From Lifeguard to Sun King: The Man Behind the Banana Boat Success Story is the remarkable story of Robert Bell, who was not only the man who successfully created the Banana Boat suncare line but also revived the Sea & Ski brand. Both of these product lines were built under Bell's commitment to a number of success principles described in the text.
Did I mention that after building and rebuilding these brands each were sold for over 10 figures a piece!
Brand building, success principles, lots and lots of $…this is indeed a business book — but not a 'preachy' one.
Robert Bell tells his story of being a lifeguard in Miami Beach in his early to mid teens. While working as a pool boy at hotels such as the Fountainbleu, he was exposed to the number of suncare/tanning products available. This knowledge and firsthand experience would become the basis for his passion and thoroughness in creating the best suncare products on the market all the while building an ever evolving and growing business model.
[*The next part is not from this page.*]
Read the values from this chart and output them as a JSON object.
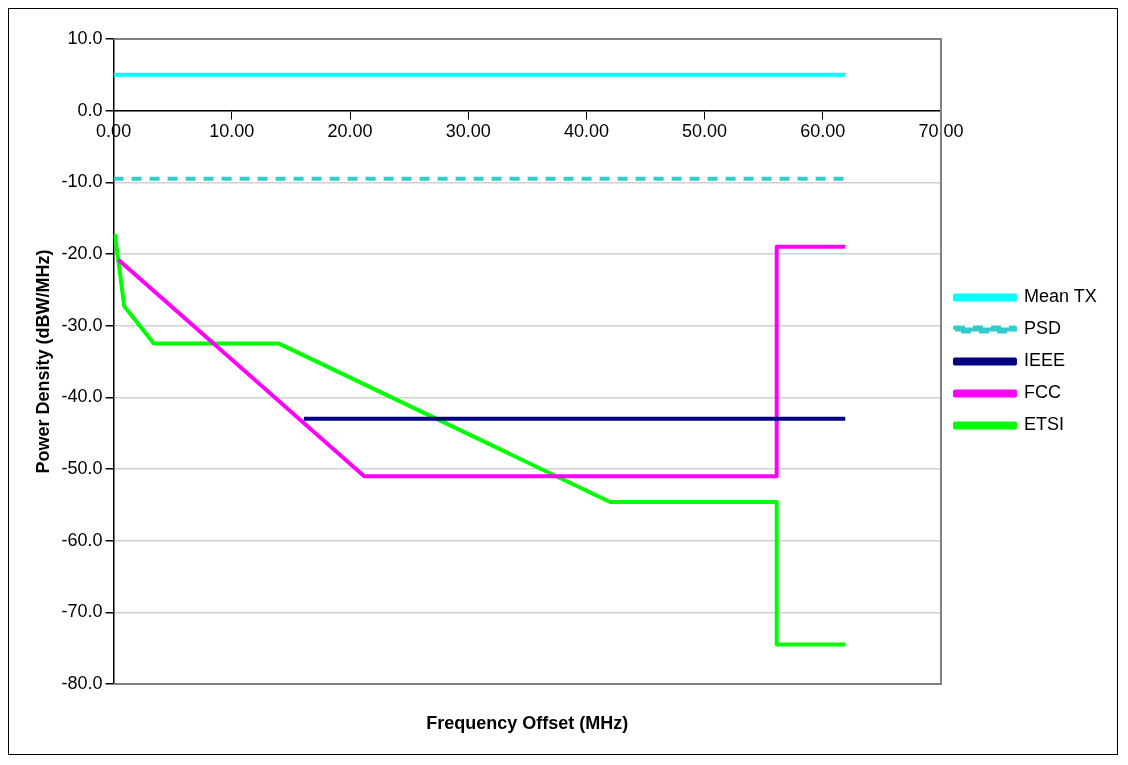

In 1981, armed with a recent bachelor's degree from Florida International University, 21-year-old Bell took on the reigns of building the Banana Boat brand from its very beginnings. A foundational lesson from a FIU marketing course was a concept known as the “4 Ps”: Product, Price, Place and Promotion.
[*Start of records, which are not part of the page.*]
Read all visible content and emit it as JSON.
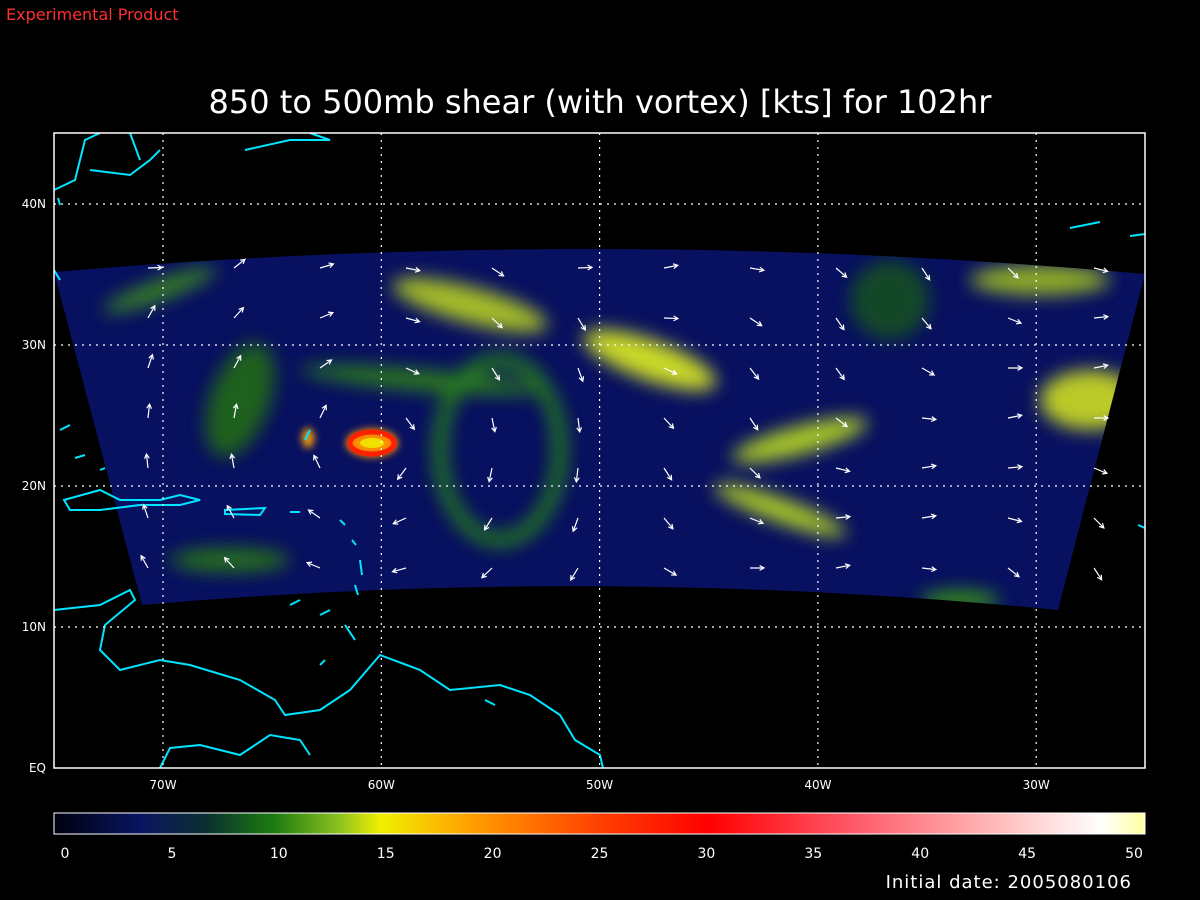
{
  "header": {
    "label": "Experimental Product"
  },
  "title": "850 to 500mb shear (with vortex) [kts] for 102hr",
  "lat_labels": [
    "40N",
    "30N",
    "20N",
    "10N",
    "EQ"
  ],
  "lon_labels": [
    "70W",
    "60W",
    "50W",
    "40W",
    "30W"
  ],
  "colorbar": {
    "ticks": [
      0,
      5,
      10,
      15,
      20,
      25,
      30,
      35,
      40,
      45,
      50
    ]
  },
  "footer": "Initial date: 2005080106"
}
Over the coming years, Bell discovered a 5th P — that being People — as he surrounded himself with a quality team of business players to help develop the Banana Boat brand of suncare products.
With innovative products including the introduction of SPF 23 when the industry standard was 15, about the time back in 1987 when then President Ronald Reagan was diagnosed with skin cancer on his nose, the brand was No. 3 in the USA by the end of the 1980s. A sixth P being Promotions also played a significant role in Banana Boat's growth with product endorsees Christy Fichtner, Miss USA 1986, and Olympic Gold Medal Diver, Greg Louganis also in '87.
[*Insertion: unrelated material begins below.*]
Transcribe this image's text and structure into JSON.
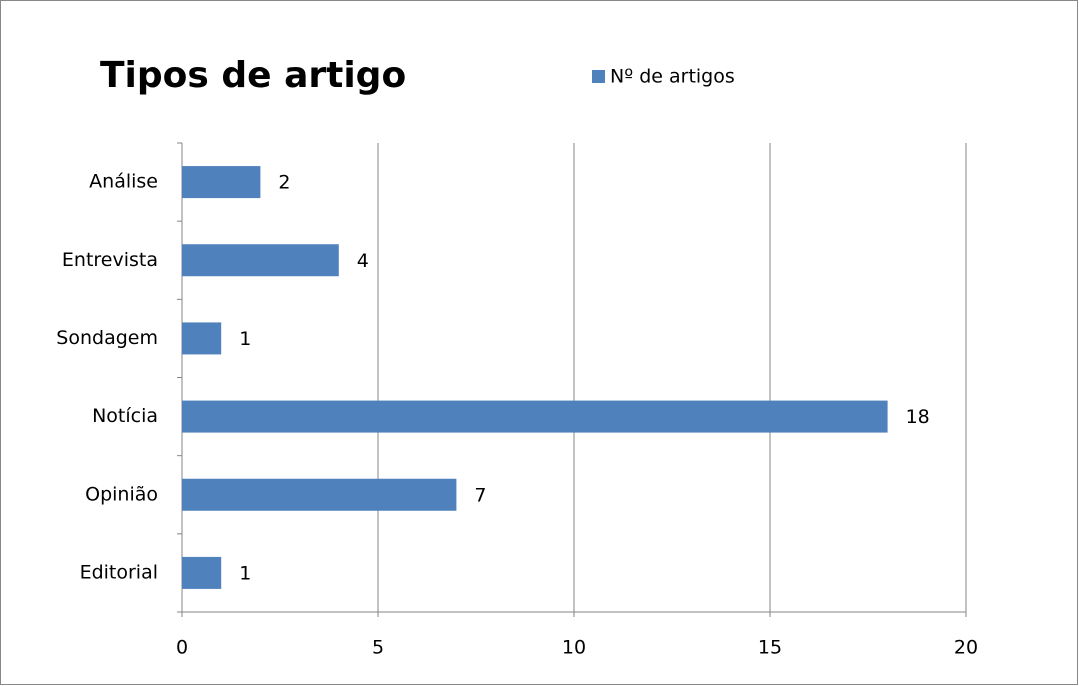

After 15 years, Robert Bell sold Banana Boat to Playtex after also being courted by Schering-Plough the parent company of Coppertone the number #1 brand. For the next five years, Bell had success entering the Miami real estate market and enjoying the fruits of his labor. He also became involved with a number of philanthropic causes.
The story of how Bell acquired the Sea & Ski brand is worth buying/reading this book. After obtaining the rights to this vintage brand, he once again set about his P Plans and rebuilt this suncare brand into one worth selling which of course, after five years of “day to day” operations, he did.
After being diagnosed with skin cancer himself in the summer of 2001, though it was 'only' the basal-cell variety and was treated successfully, he came to the simple realization of being careless as a youth in the sun-drenched culture of Miami helped contribute to his potential recurring ailment.
In addition to other skin cancer diagnoses in his own family including an aunt who died of malignant melanoma, Bell is directing his energies in to further educating the 'sun public' by aiming his business a direction he has termed and trademarked: Sun Health. Product development is focused on the 'Sun Pill' (in my words, an SPF vitamin) and a sunscreen product with an SPF 100.